Journal of Geophysical Research

Volume

96

Publisher

American Geophysical Union

Publication Date

1991

First Page

15917

Abstract

Fabry-Perot interferometer measurements of Doppler shifts in the nightglow 630-nm emission line have been used to determine near-equatorial thermospheric wind velocities at Arequipa, Peru, over ∼2/3 of a solar cycle. Monthly-average nocturnal variations in the meridional and zonal wind components were calculated from the nightly data to remove short term (day-to-day) variability, facilitating display of seasonal changes in the wind patterns, as well as any additional changes introduced by the progression of the solar cycle. The measured seasonal variations in the wind patterns are more pronounced than the solar cycle variations and are more readily understandable in terms of the expected, underlying forcing and damping processes. For most of the years, at the winter solstice, there is a weak (≤100 m/s) transequatorial flow from the summer to the winter hemisphere in the early and the late night, with essentially zero velocities in between. At the equinoxes, an early-night poleward (southward) flow at solar minimum (1986) is replaced by an equatorward (northward) flow at solar maximum (1989–1990).

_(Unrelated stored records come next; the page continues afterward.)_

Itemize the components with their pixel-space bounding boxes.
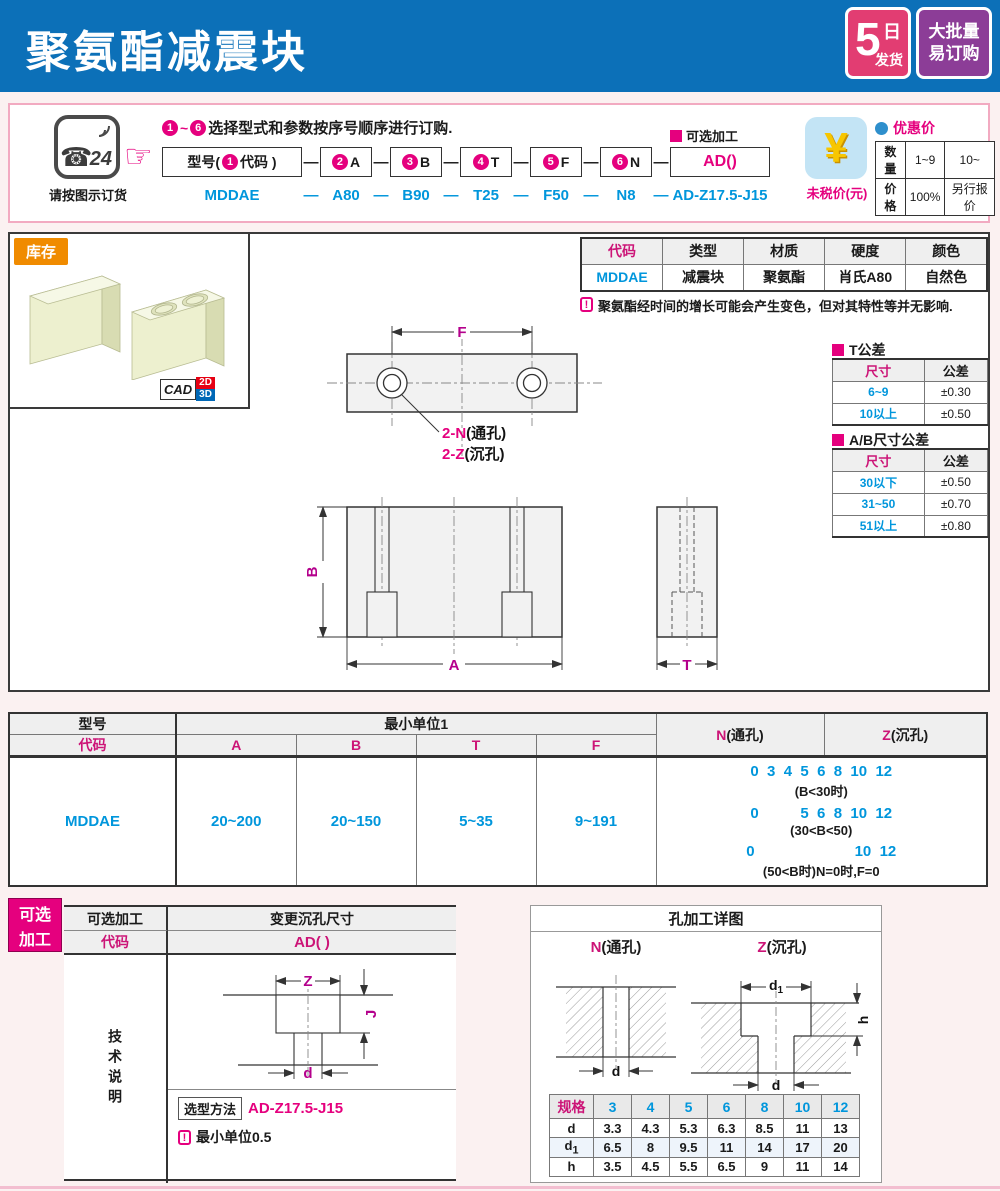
material-table: 代码 类型 材质 硬度 颜色 MDDAE 减震块 聚氨酯 肖氏A80 自然色	[580, 237, 988, 292]
circle-number-6: 6	[612, 154, 628, 170]
optional-header-right: 变更沉孔尺寸	[168, 907, 456, 931]
phone-24-label: 24	[90, 148, 112, 171]
param-box-f: 5 F	[530, 147, 582, 177]
material-note-text: 聚氨酯经时间的增长可能会产生变色，但对其特性等并无影响.	[598, 296, 953, 315]
model-number-box: 型号( 1 代码 )	[162, 147, 302, 177]
phone-24h-icon: ☎ 24	[54, 115, 120, 179]
spec-value: 5.5	[670, 1157, 708, 1176]
nz-sizes: 0 5 6 8 10 12	[657, 805, 987, 822]
tol-size-value: 30以下	[833, 471, 925, 493]
param-box-a: 2 A	[320, 147, 372, 177]
dim-a-label: A	[449, 657, 460, 674]
hole-callout-z: 2-Z(沉孔)	[442, 445, 505, 463]
header-bar: 聚氨酯减震块 5 日 发货 大批量 易订购	[0, 0, 1000, 92]
telephone-icon: ☎	[60, 142, 92, 173]
nz-condition: (B<30时)	[657, 781, 987, 800]
order-instruction-text: 选择型式和参数按序号顺序进行订购.	[208, 117, 452, 138]
example-a: A80	[320, 187, 372, 204]
row-f-range: 9~191	[536, 757, 656, 887]
spec-size: 4	[632, 1095, 670, 1119]
example-dash: —	[442, 187, 460, 204]
t-tolerance-title-text: T公差	[849, 340, 886, 360]
circle-number-2: 2	[332, 154, 348, 170]
param-label-f: F	[561, 154, 570, 170]
order-instruction: 1~6选择型式和参数按序号顺序进行订购.	[162, 117, 452, 138]
tol-header-tol: 公差	[924, 359, 987, 381]
signal-waves-icon	[95, 120, 115, 140]
example-b: B90	[390, 187, 442, 204]
material-header-code: 代码	[581, 238, 663, 264]
spec-header-label: 规格	[550, 1095, 594, 1119]
hole-detail-title: 孔加工详图	[531, 906, 881, 932]
spec-size: 5	[670, 1095, 708, 1119]
circle-number-1: 1	[162, 120, 178, 136]
spec-value: 4.3	[632, 1119, 670, 1138]
example-dash: —	[372, 187, 390, 204]
hole-diagrams: N(通孔) d	[541, 936, 873, 1101]
order-dash: —	[372, 154, 390, 171]
row-t-range: 5~35	[416, 757, 536, 887]
order-dash: —	[442, 154, 460, 171]
material-header-hardness: 硬度	[825, 238, 906, 264]
spec-value: 13	[822, 1119, 860, 1138]
spec-value: 8	[632, 1138, 670, 1158]
order-section: ☎ 24 请按图示订货 ☞ 1~6选择型式和参数按序号顺序进行订购. 型号( 1…	[8, 103, 990, 223]
tol-tol-value: ±0.50	[924, 403, 987, 425]
spec-row-d1-label: d1	[550, 1138, 594, 1158]
param-label-a: A	[350, 154, 360, 170]
example-f: F50	[530, 187, 582, 204]
param-box-n: 6 N	[600, 147, 652, 177]
blue-dot-icon	[875, 122, 888, 135]
material-note: 聚氨酯经时间的增长可能会产生变色，但对其特性等并无影响.	[580, 296, 994, 315]
delivery-ship-label: 发货	[875, 50, 903, 70]
material-color: 自然色	[906, 264, 987, 291]
spec-value: 5.3	[670, 1119, 708, 1138]
spec-size: 6	[708, 1095, 746, 1119]
product-image	[20, 260, 238, 380]
cad-badge[interactable]: CAD 2D 3D	[160, 377, 215, 401]
row-b-range: 20~150	[296, 757, 416, 887]
material-header-color: 颜色	[906, 238, 987, 264]
example-dash: —	[512, 187, 530, 204]
spec-value: 8.5	[746, 1119, 784, 1138]
dim-b-label: B	[304, 566, 321, 577]
tol-size-value: 51以上	[833, 515, 925, 537]
order-dash: —	[302, 154, 320, 171]
n-hole-label: N(通孔)	[591, 936, 642, 957]
header-model: 型号	[9, 713, 176, 735]
dim-d-label: d	[772, 1077, 781, 1093]
optional-badge-line1: 可选	[9, 904, 61, 929]
header-code: 代码	[9, 735, 176, 757]
price-table: 数量 1~9 10~ 价格 100% 另行报价	[875, 141, 995, 216]
tol-size-value: 31~50	[833, 493, 925, 515]
dim-j-label: J	[363, 1010, 380, 1018]
z-hole-diagram: d1 h d	[691, 959, 873, 1101]
bulk-badge-line2: 易订购	[929, 44, 980, 64]
param-box-t: 4 T	[460, 147, 512, 177]
spec-value: 11	[708, 1138, 746, 1158]
spec-value: 11	[784, 1119, 822, 1138]
header-a: A	[176, 735, 296, 757]
header-min-unit: 最小单位1	[176, 713, 656, 735]
order-dash: —	[652, 154, 670, 171]
cad-3d-badge[interactable]: 3D	[196, 389, 215, 401]
tol-tol-value: ±0.50	[924, 471, 987, 493]
tol-tol-value: ±0.70	[924, 493, 987, 515]
spec-row-d-label: d	[550, 1119, 594, 1138]
row-nz-values: 0 3 4 5 6 8 10 12 (B<30时) 0 5 6 8 10 12 …	[656, 757, 987, 887]
optional-header-left: 可选加工	[64, 907, 168, 931]
optional-body-cell: Z J d 选型方法 AD-Z17.5-J15 最小单位0.5	[168, 955, 456, 1183]
material-material: 聚氨酯	[744, 264, 825, 291]
dim-d-label: d	[303, 1065, 312, 1082]
selection-method-line: 选型方法 AD-Z17.5-J15	[178, 1097, 343, 1120]
material-code: MDDAE	[581, 264, 663, 291]
example-n: N8	[600, 187, 652, 204]
pink-square-icon	[832, 434, 844, 446]
nz-sizes: 0 3 4 5 6 8 10 12	[657, 763, 987, 780]
material-header-type: 类型	[663, 238, 744, 264]
spec-size: 3	[594, 1095, 632, 1119]
spec-value: 17	[784, 1138, 822, 1158]
optional-processing-wrap: 可选加工 AD()	[670, 147, 770, 177]
t-tolerance-title: T公差	[832, 340, 886, 360]
spec-row-h-label: h	[550, 1157, 594, 1176]
page-bottom-divider	[0, 1186, 1000, 1189]
top-view-drawing: F 2-N(通孔) 2-Z(沉孔)	[317, 306, 617, 478]
dim-f-label: F	[457, 324, 466, 341]
hole-callout-n: 2-N(通孔)	[442, 425, 506, 442]
order-dash: —	[512, 154, 530, 171]
min-unit-note: 最小单位0.5	[178, 1127, 271, 1147]
untaxed-price-label: 未税价(元)	[793, 183, 881, 202]
order-example-row: MDDAE — A80 — B90 — T25 — F50 — N8 — AD-…	[162, 187, 770, 204]
optional-badge-line2: 加工	[9, 929, 61, 954]
circle-number-1: 1	[222, 154, 238, 170]
order-code-boxes: 型号( 1 代码 ) — 2 A — 3 B — 4 T — 5 F — 6 N…	[162, 147, 770, 177]
price-value-1: 100%	[905, 179, 945, 216]
tol-tol-value: ±0.80	[924, 515, 987, 537]
spec-value: 14	[822, 1157, 860, 1176]
main-spec-table: 型号 最小单位1 N(通孔) Z(沉孔) 代码 A B T F MDDAE 20…	[8, 712, 988, 887]
stock-area: 库存 CAD 2D 3D	[10, 234, 250, 409]
pink-square-icon	[832, 344, 844, 356]
pink-square-icon	[670, 130, 682, 142]
page-title: 聚氨酯减震块	[26, 16, 308, 80]
optional-processing-text: 可选加工	[686, 126, 738, 145]
header-f: F	[536, 735, 656, 757]
ad-code: AD()	[703, 153, 737, 171]
spec-value: 6.5	[708, 1157, 746, 1176]
product-drawing-section: 库存 CAD 2D 3D 代码	[8, 232, 990, 692]
n-hole-diagram: d	[551, 959, 681, 1089]
tol-tol-value: ±0.30	[924, 381, 987, 403]
spec-value: 6.3	[708, 1119, 746, 1138]
cad-2d-badge[interactable]: 2D	[196, 377, 215, 389]
qty-range-1: 1~9	[905, 142, 945, 179]
selection-method-value: AD-Z17.5-J15	[248, 1100, 343, 1117]
header-badges: 5 日 发货 大批量 易订购	[845, 7, 992, 79]
dim-z-label: Z	[303, 973, 312, 990]
circle-number-3: 3	[402, 154, 418, 170]
t-tolerance-table: 尺寸 公差 6~9 ±0.30 10以上 ±0.50	[832, 358, 988, 426]
divider	[168, 1089, 456, 1090]
cad-label[interactable]: CAD	[160, 379, 196, 400]
row-code: MDDAE	[9, 757, 176, 887]
discount-price-area: 优惠价 数量 1~9 10~ 价格 100% 另行报价	[875, 118, 995, 216]
price-value-2: 另行报价	[945, 179, 995, 216]
counterbore-diagram: Z J d	[208, 963, 408, 1085]
tilde: ~	[180, 120, 188, 136]
circle-number-4: 4	[473, 154, 489, 170]
spec-value: 9	[746, 1157, 784, 1176]
spec-value: 3.5	[594, 1157, 632, 1176]
param-label-b: B	[420, 154, 430, 170]
spec-size: 8	[746, 1095, 784, 1119]
ab-tolerance-title-text: A/B尺寸公差	[849, 430, 929, 450]
example-model: MDDAE	[162, 187, 302, 204]
dim-h-label: h	[855, 1016, 871, 1025]
optional-processing-label: 可选加工	[670, 126, 800, 145]
spec-value: 4.5	[632, 1157, 670, 1176]
material-type: 减震块	[663, 264, 744, 291]
model-box-suffix: 代码 )	[240, 152, 277, 172]
param-label-t: T	[491, 154, 500, 170]
pointing-hand-icon: ☞	[124, 137, 153, 175]
param-box-b: 3 B	[390, 147, 442, 177]
price-label: 价格	[876, 179, 906, 216]
spec-value: 6.5	[594, 1138, 632, 1158]
min-unit-text: 最小单位0.5	[196, 1127, 271, 1147]
param-label-n: N	[630, 154, 640, 170]
qty-range-2: 10~	[945, 142, 995, 179]
nz-condition: (30<B<50)	[657, 823, 987, 838]
dim-d-label: d	[612, 1063, 621, 1079]
ab-tolerance-table: 尺寸 公差 30以下 ±0.50 31~50 ±0.70 51以上 ±0.80	[832, 448, 988, 538]
hole-spec-table: 规格 3 4 5 6 8 10 12 d 3.3 4.3 5.3 6.3 8.5…	[549, 1094, 860, 1177]
qty-label: 数量	[876, 142, 906, 179]
optional-processing-table: 可选加工 变更沉孔尺寸 代码 AD( ) 技术说明 Z J	[64, 905, 456, 1181]
model-box-prefix: 型号(	[187, 152, 220, 172]
material-hardness: 肖氏A80	[825, 264, 906, 291]
optional-code-value: AD( )	[168, 931, 456, 955]
nz-sizes: 0 10 12	[657, 843, 987, 860]
tol-header-size: 尺寸	[833, 449, 925, 471]
example-ad: AD-Z17.5-J15	[670, 187, 770, 204]
z-hole-label: Z(沉孔)	[757, 936, 806, 957]
order-dash: —	[582, 154, 600, 171]
spec-size: 10	[784, 1095, 822, 1119]
selection-method-label: 选型方法	[178, 1097, 242, 1120]
bulk-order-badge: 大批量 易订购	[916, 7, 992, 79]
nz-condition: (50<B时)N=0时,F=0	[657, 861, 987, 880]
example-dash: —	[302, 187, 320, 204]
optional-section-badge: 可选 加工	[8, 898, 62, 952]
delivery-days-unit: 日	[883, 18, 901, 44]
hole-detail-box: 孔加工详图 N(通孔)	[530, 905, 882, 1183]
material-header-material: 材质	[744, 238, 825, 264]
circle-number-5: 5	[543, 154, 559, 170]
spec-value: 11	[784, 1157, 822, 1176]
circle-number-6: 6	[190, 120, 206, 136]
optional-code-label: 代码	[64, 931, 168, 955]
row-a-range: 20~200	[176, 757, 296, 887]
spec-value: 20	[822, 1138, 860, 1158]
spec-value: 14	[746, 1138, 784, 1158]
spec-value: 9.5	[670, 1138, 708, 1158]
example-dash: —	[652, 187, 670, 204]
tech-note-label: 技术说明	[105, 1029, 125, 1109]
discount-price-label: 优惠价	[893, 118, 935, 138]
ab-tolerance-title: A/B尺寸公差	[832, 430, 929, 450]
tol-size-value: 6~9	[833, 381, 925, 403]
delivery-badge: 5 日 发货	[845, 7, 911, 79]
header-b: B	[296, 735, 416, 757]
phone-caption: 请按图示订货	[38, 185, 138, 204]
tech-note-cell: 技术说明	[64, 955, 168, 1183]
header-z-hole: Z(沉孔)	[824, 713, 987, 757]
dim-t-label: T	[682, 657, 691, 674]
tol-header-size: 尺寸	[833, 359, 925, 381]
optional-processing-box: AD()	[670, 147, 770, 177]
example-dash: —	[582, 187, 600, 204]
bulk-badge-line1: 大批量	[929, 22, 980, 42]
header-t: T	[416, 735, 536, 757]
tol-size-value: 10以上	[833, 403, 925, 425]
spec-size: 12	[822, 1095, 860, 1119]
front-side-view-drawing: B A T	[287, 492, 747, 688]
example-t: T25	[460, 187, 512, 204]
price-block: ¥ 未税价(元) 优惠价 数量 1~9 10~ 价格 100% 另行报价	[805, 115, 995, 215]
header-n-hole: N(通孔)	[656, 713, 824, 757]
tol-header-tol: 公差	[924, 449, 987, 471]
spec-value: 3.3	[594, 1119, 632, 1138]
note-icon	[178, 1130, 191, 1145]
yen-icon: ¥	[805, 117, 867, 179]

The zonal flows are predominantly eastward throughout the night, except for the solar minimum equinoxes, where brief westward flows appear in the early and the late night. The peak eastward velocities increase toward solar maximum; at the winter solstice, they are ∼100–130 m/s in 1983, 1984 and 1986, reaching ∼200 m/s in 1988, 1989 and 1990. The present equatorial thermospheric wind determinations agree in some respects with the satellite-data-based horizontal wind model HWM-87 and the vector spherical harmonic form of the thermospheric general circulation model. They also are generally consistent with earlier studies at Arecibo, Puerto Rico, and at Kwajalein, Marshall Islands, when compared at similar parts of the solar cycle.